Son tristes estas fechas, y propensas a la melancolía. Otro verano que se fue, decimos, y despedirnos de él es como decir adiós a un año más de nuestra vida, que muy bien podría contarse así, por veranos. Porque ponemos en ellos las mayores ilusiones, y mucho antes de que lleguen estamos ya haciendo planes para llenar los días, que se nos antojan que van a ser todos luminosos y azules y cargados de emociones. Luego a lo mejor resulta que no es para tanto, pero no por eso nos desengañamos, y cuando llega el siguiente volvemos otra vez a hacer lo mismo.
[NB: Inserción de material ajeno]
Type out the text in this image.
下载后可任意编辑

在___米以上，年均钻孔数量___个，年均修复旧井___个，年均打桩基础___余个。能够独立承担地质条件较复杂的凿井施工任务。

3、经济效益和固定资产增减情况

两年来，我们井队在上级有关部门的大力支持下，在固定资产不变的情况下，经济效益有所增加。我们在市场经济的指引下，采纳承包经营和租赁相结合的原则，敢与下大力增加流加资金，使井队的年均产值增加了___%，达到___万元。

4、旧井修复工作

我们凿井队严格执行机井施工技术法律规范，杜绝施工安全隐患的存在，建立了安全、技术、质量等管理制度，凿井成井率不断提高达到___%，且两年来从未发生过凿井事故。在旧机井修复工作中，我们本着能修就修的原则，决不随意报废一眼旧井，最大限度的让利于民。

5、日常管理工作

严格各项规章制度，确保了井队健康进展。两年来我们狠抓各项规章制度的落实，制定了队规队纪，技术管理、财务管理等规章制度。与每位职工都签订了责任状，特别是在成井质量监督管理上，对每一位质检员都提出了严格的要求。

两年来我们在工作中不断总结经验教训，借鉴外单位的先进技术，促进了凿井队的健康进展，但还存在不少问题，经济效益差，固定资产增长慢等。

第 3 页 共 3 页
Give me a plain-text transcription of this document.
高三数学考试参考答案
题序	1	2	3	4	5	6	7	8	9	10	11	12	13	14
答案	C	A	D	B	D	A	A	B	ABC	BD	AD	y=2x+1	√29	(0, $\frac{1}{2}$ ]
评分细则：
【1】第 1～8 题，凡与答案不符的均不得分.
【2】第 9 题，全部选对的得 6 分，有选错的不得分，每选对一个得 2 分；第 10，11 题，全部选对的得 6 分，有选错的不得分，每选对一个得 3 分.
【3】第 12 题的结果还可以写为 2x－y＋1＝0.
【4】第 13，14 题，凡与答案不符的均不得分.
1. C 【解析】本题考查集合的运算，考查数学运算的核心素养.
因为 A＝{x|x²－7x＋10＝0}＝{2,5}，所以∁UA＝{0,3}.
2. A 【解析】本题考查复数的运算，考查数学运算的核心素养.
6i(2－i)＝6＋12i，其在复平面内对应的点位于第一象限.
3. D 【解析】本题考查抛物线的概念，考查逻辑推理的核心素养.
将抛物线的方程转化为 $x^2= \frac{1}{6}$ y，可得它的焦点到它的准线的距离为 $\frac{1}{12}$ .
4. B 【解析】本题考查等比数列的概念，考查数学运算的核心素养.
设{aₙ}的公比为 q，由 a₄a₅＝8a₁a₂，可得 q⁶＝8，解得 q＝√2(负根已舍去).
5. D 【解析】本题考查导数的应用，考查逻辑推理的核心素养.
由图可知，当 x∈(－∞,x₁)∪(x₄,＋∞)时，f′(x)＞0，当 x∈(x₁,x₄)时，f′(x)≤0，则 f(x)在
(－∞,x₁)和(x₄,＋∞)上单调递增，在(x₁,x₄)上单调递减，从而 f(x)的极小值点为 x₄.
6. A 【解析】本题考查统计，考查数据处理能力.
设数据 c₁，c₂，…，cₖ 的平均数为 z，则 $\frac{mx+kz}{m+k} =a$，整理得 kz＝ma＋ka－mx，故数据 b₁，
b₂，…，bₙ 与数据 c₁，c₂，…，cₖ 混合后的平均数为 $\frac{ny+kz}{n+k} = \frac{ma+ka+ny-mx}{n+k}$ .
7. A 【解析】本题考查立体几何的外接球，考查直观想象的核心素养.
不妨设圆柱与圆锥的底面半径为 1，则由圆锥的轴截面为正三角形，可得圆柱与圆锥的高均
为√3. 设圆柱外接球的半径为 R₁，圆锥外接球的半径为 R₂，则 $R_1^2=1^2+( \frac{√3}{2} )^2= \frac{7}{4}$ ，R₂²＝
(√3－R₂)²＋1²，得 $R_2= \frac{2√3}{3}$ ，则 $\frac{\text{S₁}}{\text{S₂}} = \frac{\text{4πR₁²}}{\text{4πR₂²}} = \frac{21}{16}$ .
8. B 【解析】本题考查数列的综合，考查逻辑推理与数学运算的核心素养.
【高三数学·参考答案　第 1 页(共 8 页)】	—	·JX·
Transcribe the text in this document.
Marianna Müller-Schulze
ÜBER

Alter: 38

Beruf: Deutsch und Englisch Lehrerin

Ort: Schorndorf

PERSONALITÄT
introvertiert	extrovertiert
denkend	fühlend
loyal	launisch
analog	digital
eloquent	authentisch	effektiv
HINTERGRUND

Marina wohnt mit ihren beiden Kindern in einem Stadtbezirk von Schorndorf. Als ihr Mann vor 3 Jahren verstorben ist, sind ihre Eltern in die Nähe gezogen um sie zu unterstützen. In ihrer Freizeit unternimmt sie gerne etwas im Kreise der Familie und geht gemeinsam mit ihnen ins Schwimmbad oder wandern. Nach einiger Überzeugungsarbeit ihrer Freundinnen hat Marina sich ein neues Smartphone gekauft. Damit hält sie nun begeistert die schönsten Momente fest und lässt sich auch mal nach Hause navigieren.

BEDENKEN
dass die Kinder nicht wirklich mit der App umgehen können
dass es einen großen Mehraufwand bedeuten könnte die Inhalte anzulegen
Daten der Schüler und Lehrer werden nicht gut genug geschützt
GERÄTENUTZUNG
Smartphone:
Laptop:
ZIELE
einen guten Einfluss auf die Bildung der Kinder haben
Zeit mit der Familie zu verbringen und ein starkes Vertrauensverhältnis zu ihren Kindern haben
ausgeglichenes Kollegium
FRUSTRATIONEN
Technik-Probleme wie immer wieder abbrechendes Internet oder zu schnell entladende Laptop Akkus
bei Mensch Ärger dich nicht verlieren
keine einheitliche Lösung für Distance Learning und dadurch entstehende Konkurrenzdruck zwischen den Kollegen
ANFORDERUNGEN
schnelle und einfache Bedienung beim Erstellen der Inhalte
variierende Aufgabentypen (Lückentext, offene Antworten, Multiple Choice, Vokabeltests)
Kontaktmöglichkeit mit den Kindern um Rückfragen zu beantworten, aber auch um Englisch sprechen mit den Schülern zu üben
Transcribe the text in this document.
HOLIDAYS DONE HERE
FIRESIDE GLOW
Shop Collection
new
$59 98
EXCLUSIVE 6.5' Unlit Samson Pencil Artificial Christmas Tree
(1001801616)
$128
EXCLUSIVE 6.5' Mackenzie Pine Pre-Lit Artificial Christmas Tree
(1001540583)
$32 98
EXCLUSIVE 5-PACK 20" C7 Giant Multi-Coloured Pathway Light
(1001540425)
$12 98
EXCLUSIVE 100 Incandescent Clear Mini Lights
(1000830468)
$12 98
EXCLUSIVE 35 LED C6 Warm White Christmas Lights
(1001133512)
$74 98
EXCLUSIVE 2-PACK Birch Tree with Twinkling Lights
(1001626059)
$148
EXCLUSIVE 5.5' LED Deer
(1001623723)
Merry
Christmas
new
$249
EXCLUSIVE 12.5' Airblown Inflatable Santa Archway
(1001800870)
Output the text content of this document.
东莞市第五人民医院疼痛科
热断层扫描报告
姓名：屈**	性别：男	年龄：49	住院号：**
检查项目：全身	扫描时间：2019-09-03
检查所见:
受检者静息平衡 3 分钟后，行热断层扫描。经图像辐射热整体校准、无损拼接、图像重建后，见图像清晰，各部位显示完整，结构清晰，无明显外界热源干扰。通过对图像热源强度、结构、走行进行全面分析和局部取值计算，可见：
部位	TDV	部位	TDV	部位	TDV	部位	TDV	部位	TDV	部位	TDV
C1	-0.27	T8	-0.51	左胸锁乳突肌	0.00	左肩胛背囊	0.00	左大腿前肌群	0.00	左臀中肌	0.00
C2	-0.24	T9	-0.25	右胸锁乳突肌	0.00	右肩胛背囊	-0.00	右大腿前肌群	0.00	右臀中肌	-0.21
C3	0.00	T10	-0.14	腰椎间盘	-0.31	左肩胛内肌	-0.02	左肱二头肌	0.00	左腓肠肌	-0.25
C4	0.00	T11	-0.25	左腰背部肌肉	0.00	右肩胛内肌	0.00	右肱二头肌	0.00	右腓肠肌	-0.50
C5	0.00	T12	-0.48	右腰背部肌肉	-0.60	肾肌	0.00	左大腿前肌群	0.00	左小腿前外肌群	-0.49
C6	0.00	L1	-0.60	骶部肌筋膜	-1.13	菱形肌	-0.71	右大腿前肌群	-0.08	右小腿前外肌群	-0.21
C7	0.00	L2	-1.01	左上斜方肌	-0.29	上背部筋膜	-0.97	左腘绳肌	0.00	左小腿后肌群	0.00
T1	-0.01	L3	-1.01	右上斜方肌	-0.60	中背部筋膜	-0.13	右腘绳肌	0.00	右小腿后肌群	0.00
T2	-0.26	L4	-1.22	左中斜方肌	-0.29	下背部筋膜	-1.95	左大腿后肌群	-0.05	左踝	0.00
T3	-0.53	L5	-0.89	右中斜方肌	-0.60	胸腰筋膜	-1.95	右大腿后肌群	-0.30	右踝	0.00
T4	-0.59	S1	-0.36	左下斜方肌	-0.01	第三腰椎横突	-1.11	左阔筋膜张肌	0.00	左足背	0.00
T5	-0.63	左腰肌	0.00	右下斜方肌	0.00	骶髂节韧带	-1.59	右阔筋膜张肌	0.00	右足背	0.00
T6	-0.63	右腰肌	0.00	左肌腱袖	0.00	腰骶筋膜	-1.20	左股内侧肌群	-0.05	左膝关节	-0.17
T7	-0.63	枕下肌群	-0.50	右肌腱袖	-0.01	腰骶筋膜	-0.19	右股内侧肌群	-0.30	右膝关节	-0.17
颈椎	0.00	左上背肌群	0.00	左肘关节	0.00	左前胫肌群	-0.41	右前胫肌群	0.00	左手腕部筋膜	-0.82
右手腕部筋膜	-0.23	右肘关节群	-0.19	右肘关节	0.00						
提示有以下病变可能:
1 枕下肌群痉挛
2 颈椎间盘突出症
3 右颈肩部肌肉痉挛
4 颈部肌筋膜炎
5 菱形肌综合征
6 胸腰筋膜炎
Por eso piensa uno que el final del año debería hacerse coincidir con el término del verano, pues es ahora cuando realmente parece que nuestra vida cambia y dejamos atrás la vieja y empezamos otra nueva. Nos ajustaríamos así al ritmo de la naturaleza, que se recoge y vuelve a la calma y al reposo; y, descendiendo a la prosa de la existencia, nos acomodaríamos mejor también al discurrir del mundo y sus acontecimientos.
Porque empieza ahora el curso político, que, como ya es costumbre inveterada, se prevé lleno de ruido y lo más parecido a un avispero, empeñados como están dirigentes y opositores en atizar todos los fuegos y escarbar en todas las heridas y llevarse todos los problemas del sufrido ciudadano a su molino electoral.
Sucede lo mismo con el curso escolar, y este sí que supone de verdad un cambio de vida para quienes están en edad de estudiar y estrenan o vuelven a la rutina de las aulas, sobre las que se cierne la sombra de la ley Celaá, otra más, y como todas las que la han precedido, concebida con rémora original, pues se habrá consultado a los pedagogos de turno pero no a los que más saben y entienden de estas cosas, que son los profesores en ejercicio.